А еще очень хотелось, чтобы волчица исчезла из ее жизни. Даже не так, не из ее — из их. Мысленно девушка уже привыкла связывать себя и Ольгерда, хотя и доказывала, что они всего лишь друзья. Он был сильно старше ее, она это понимала, но тем притягательней был для нее его образ. От него пахло мужественностью, мудростью и… волком.
Ася недоуменно посмотрела на собственное отражение в чашке. Видимо, со всеми этими событиями у нее поехала крыша. Иначе с чего бы ей приписывать человеку такое качество, как схожесть с волком, когда единственной ассоциацией на серого хищника является фраза «найти и пристрелить»?

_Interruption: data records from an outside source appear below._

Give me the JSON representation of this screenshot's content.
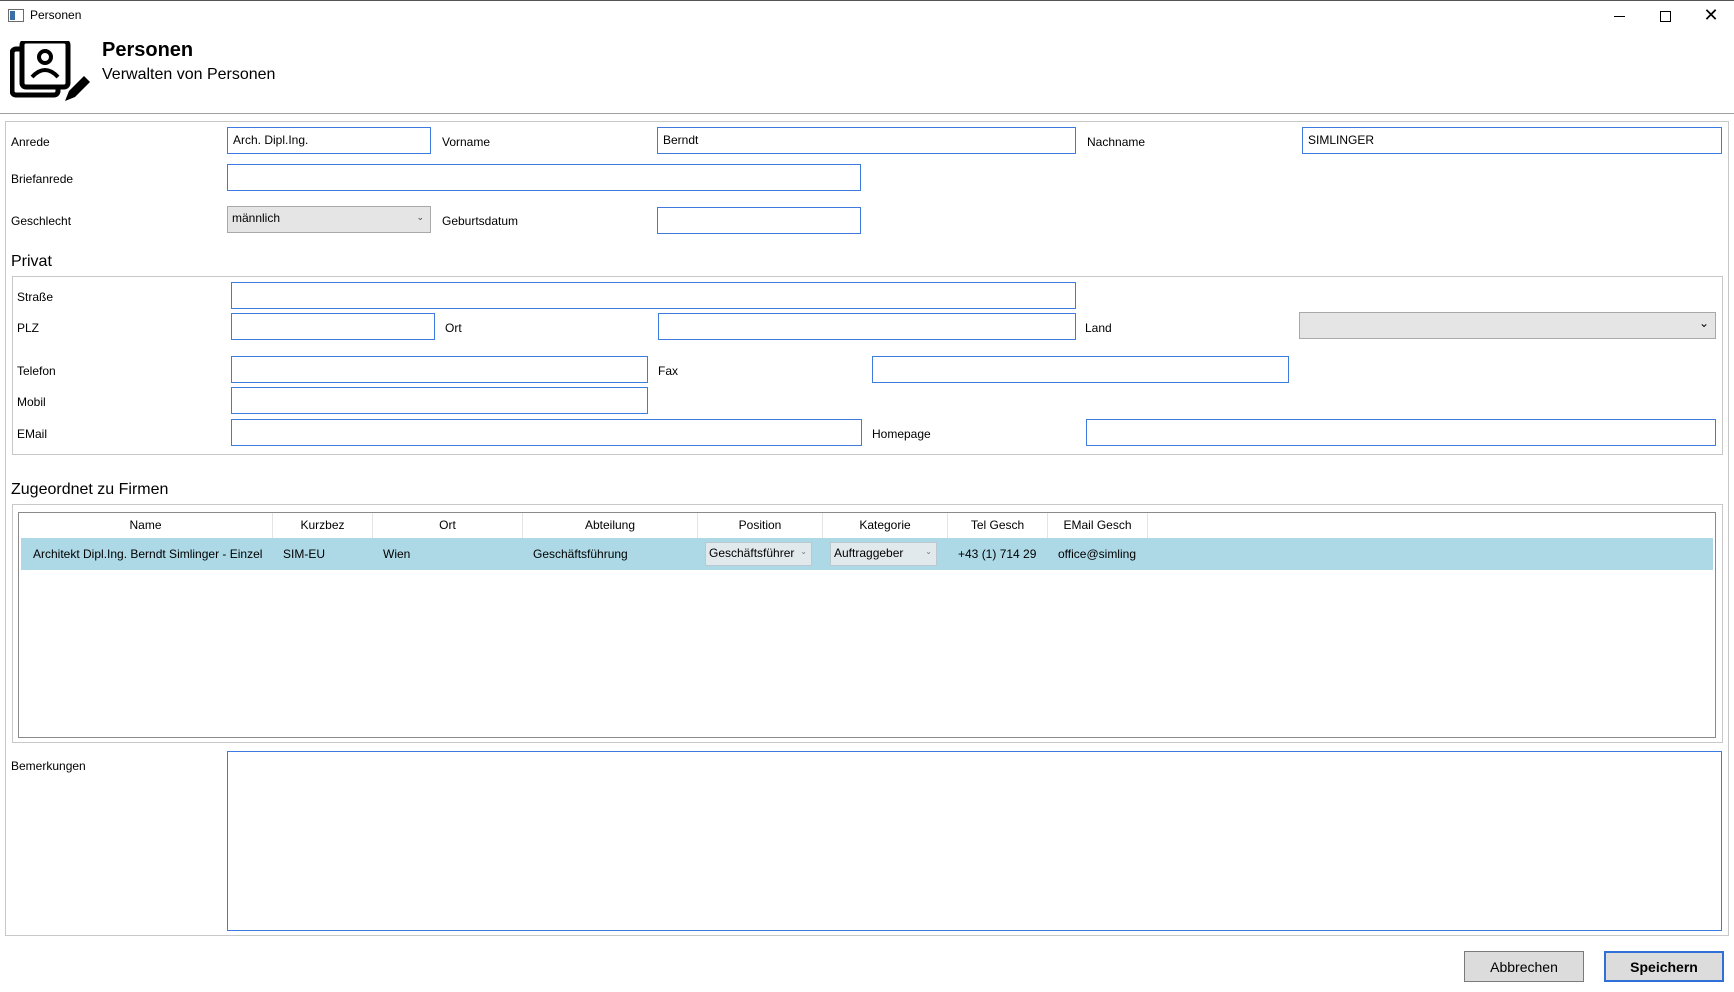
{
  "window": {
    "title": "Personen"
  },
  "header": {
    "title": "Personen",
    "subtitle": "Verwalten von Personen",
    "icon": "contacts-edit-icon"
  },
  "person": {
    "anrede_label": "Anrede",
    "anrede_value": "Arch. Dipl.Ing.",
    "vorname_label": "Vorname",
    "vorname_value": "Berndt",
    "nachname_label": "Nachname",
    "nachname_value": "SIMLINGER",
    "briefanrede_label": "Briefanrede",
    "briefanrede_value": "",
    "geschlecht_label": "Geschlecht",
    "geschlecht_value": "männlich",
    "geburtsdatum_label": "Geburtsdatum",
    "geburtsdatum_value": ""
  },
  "privat": {
    "title": "Privat",
    "strasse_label": "Straße",
    "plz_label": "PLZ",
    "ort_label": "Ort",
    "land_label": "Land",
    "telefon_label": "Telefon",
    "fax_label": "Fax",
    "mobil_label": "Mobil",
    "email_label": "EMail",
    "homepage_label": "Homepage"
  },
  "firmen": {
    "title": "Zugeordnet zu Firmen",
    "columns": [
      "Name",
      "Kurzbez",
      "Ort",
      "Abteilung",
      "Position",
      "Kategorie",
      "Tel Gesch",
      "EMail Gesch"
    ],
    "rows": [
      {
        "name": "Architekt Dipl.Ing. Berndt Simlinger - Einzel",
        "kurzbez": "SIM-EU",
        "ort": "Wien",
        "abteilung": "Geschäftsführung",
        "position": "Geschäftsführer",
        "kategorie": "Auftraggeber",
        "tel": "+43 (1) 714 29",
        "email": "office@simling"
      }
    ]
  },
  "bemerkungen": {
    "label": "Bemerkungen",
    "value": ""
  },
  "buttons": {
    "cancel": "Abbrechen",
    "save": "Speichern"
  },
  "colors": {
    "accent": "#3d7be0",
    "row_selected": "#add8e6"
  }
}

Из комнаты послышался стон.
Девушка подпрыгнула от неожиданности, но быстро сообразила, в чем дело, и понеслась на звук.
Ольгерд весь дрожал. Он свернулся калачиком, уткнулся лбом в колени и трясся, однако при этом не просыпался. Одеяло сползло на пол.
Ася быстро его подняла и укрыла друга, дотронулась ладонью до его лба и нахмурилась: он горел. Она огляделась в поисках чего-нибудь, чем еще его можно накрыть, она помнила, что у него должно было быть покрывало…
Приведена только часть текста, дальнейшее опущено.